Universal power law in the orientational relaxation in thermotropic liquid crystals

TL;DR

This paper uncovers a universal power law decay in the orientational relaxation of thermotropic liquid crystals near the isotropic-nematic transition, linked to thermodynamic fluctuations of the order parameter.

Contribution

It demonstrates the emergence of power law relaxation regimes across different liquid crystal models, connecting them to thermodynamic fluctuations rather than dynamical origins.

Findings

Power law decay observed in various liquid crystal models.

Two relaxation regimes separated by a plateau near phase transition.

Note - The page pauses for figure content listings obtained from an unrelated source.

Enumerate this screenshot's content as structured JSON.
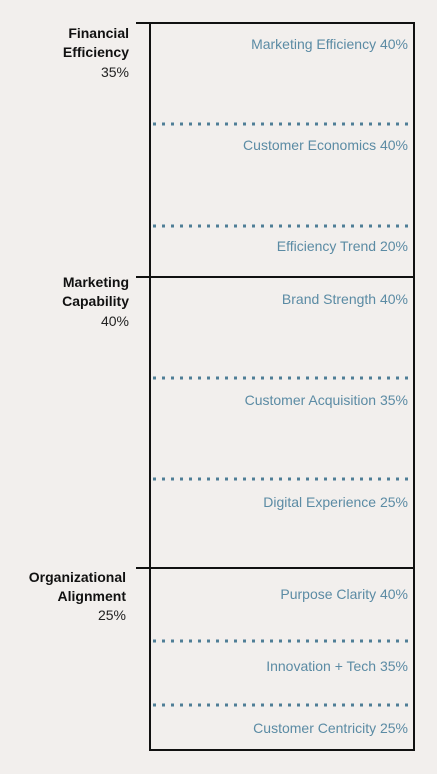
{
  "colors": {
    "background": "#f2efed",
    "frame": "#111111",
    "subcategory_text": "#5b8ba4",
    "divider_dots": "#4f7e96",
    "category_text": "#111111"
  },
  "categories": [
    {
      "name": "Financial\nEfficiency",
      "weight": "35%",
      "subcategories": [
        {
          "label": "Marketing Efficiency 40%"
        },
        {
          "label": "Customer Economics 40%"
        },
        {
          "label": "Efficiency Trend 20%"
        }
      ]
    },
    {
      "name": "Marketing\nCapability",
      "weight": "40%",
      "subcategories": [
        {
          "label": "Brand Strength 40%"
        },
        {
          "label": "Customer Acquisition 35%"
        },
        {
          "label": "Digital Experience 25%"
        }
      ]
    },
    {
      "name": "Organizational\nAlignment",
      "weight": "25%",
      "subcategories": [
        {
          "label": "Purpose Clarity 40%"
        },
        {
          "label": "Innovation + Tech 35%"
        },
        {
          "label": "Customer Centricity 25%"
        }
      ]
    }
  ]
}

Power law linked to growth in orientational correlation length.

Abstract

We observe a surprisingly general power law decay at short to intermediate times in orientational relaxation in a variety of model systems (both calamitic and discotic, and also discrete) for thermotropic liquid crystals. As all these systems transit across the isotropic-nematic phase boundary, two power law relaxation regimes, separated by a plateau, emerge giving rise to a step-like feature (well-known in glassy liquids) in the single-particle second-rank orientational time correlation function. In contrast to its probable dynamical origin in supercooled liquids, we show that the power law here can originate from the thermodynamic fluctuations of the orientational order parameter, driven by the rapid growth in the second-rank orientational correlation length.